GAME NAME: Brave: The Video Game
DEVELOPER(S): Behaviour Interactive
PUBLISHER(S): Disney Interactive Studios
PLATFORM(S): Xbox 360
RELEASE DATE(S): 27 July 2012
Playing movie tie-in games is a little bit like playing Russian roulette, except with five bullets in the gun and one empty chamber. Most of the time it ends badly, and you swear a little and maybe kick a chair over in anger as the developers have once again butchered an opportunity to carry a great concept to another medium. But once in a blue moon you find yourself sitting in front of the game smiling. And you’re smiling because all the chairs and knee high furniture near you will remain unscathed and so will your feet.
Brave: The Video Game is one of those rare pulls of the trigger that ends in surprised relief instead of a splattered mess. Developers Behaviour Interactive obviously have had some experience in kicking various small tables and chairs out of anger, and it seems they don’t think it’s cool. Instead what they think is cool is a game with some solid gameplay to offer that faithfully recreates the experience of the film. Brave: The Video Game is a title that would be a fun platformer even if you never see the movie, relying on solid controls and vibrant visuals as well as great voice work by Kelly Macdonald who voices Princess Merida in the movie to drive the game. Brave: The Video Game doesn’t have to rely on the advertising of the film to warrant a purchase but instead it can rely on the fact that its actually fun to play.

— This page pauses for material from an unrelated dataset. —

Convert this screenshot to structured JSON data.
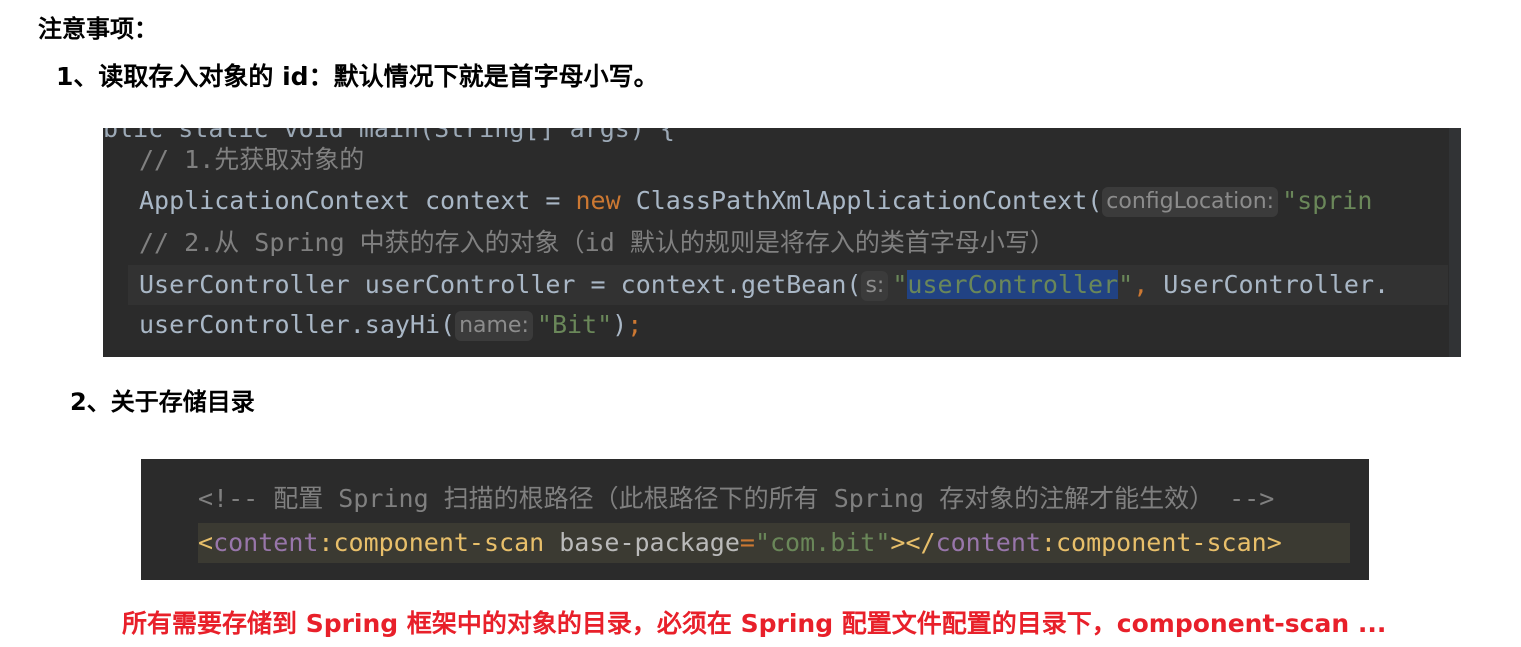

The game will remind you of similar platforming adventures such as the recent Trine 2. The controls are set up very similarly, slash your sword with one of the face buttons and flick one of the analog joysticks in a direction to fire an arrow in the flicked direction. It is simple for the little sprogs to pick up and play and works with the game really well. The platforming is broken up with puzzle segments that see you take control of three little bears. These puzzle sections help mix things up a little but won’t stress adult brains much. The thinking sections should be fairly easy for kids to figure out.
Other segments that break up the platforming are arena-type levels that see you play as a bear. These are the weakest part of the game because the bear only has two attacks and the repetition in the waves of bad guys sinks in deep after your third arena fight. There are also some light RPG elements with coin collecting leading to purchasing better weapons and upgrades as well as a basic skill tree for unlocking enhanced abilities. There is also local co-op that will help stretch the slightly short experience out a bit. The only real downside to Brave: The Video Game is that its frame rate struggles a bit in certain areas. Otherwise there is not much to complain about.
Brave: The Video Game is not winning game of the year by anyone’s yardstick but it is a fantastic journey for kids to go on whether they have seen the movie or not. There are lots of terrible movie tie-in games out there, but this isn’t one of them. Your feet and knee high furniture are safe…for now.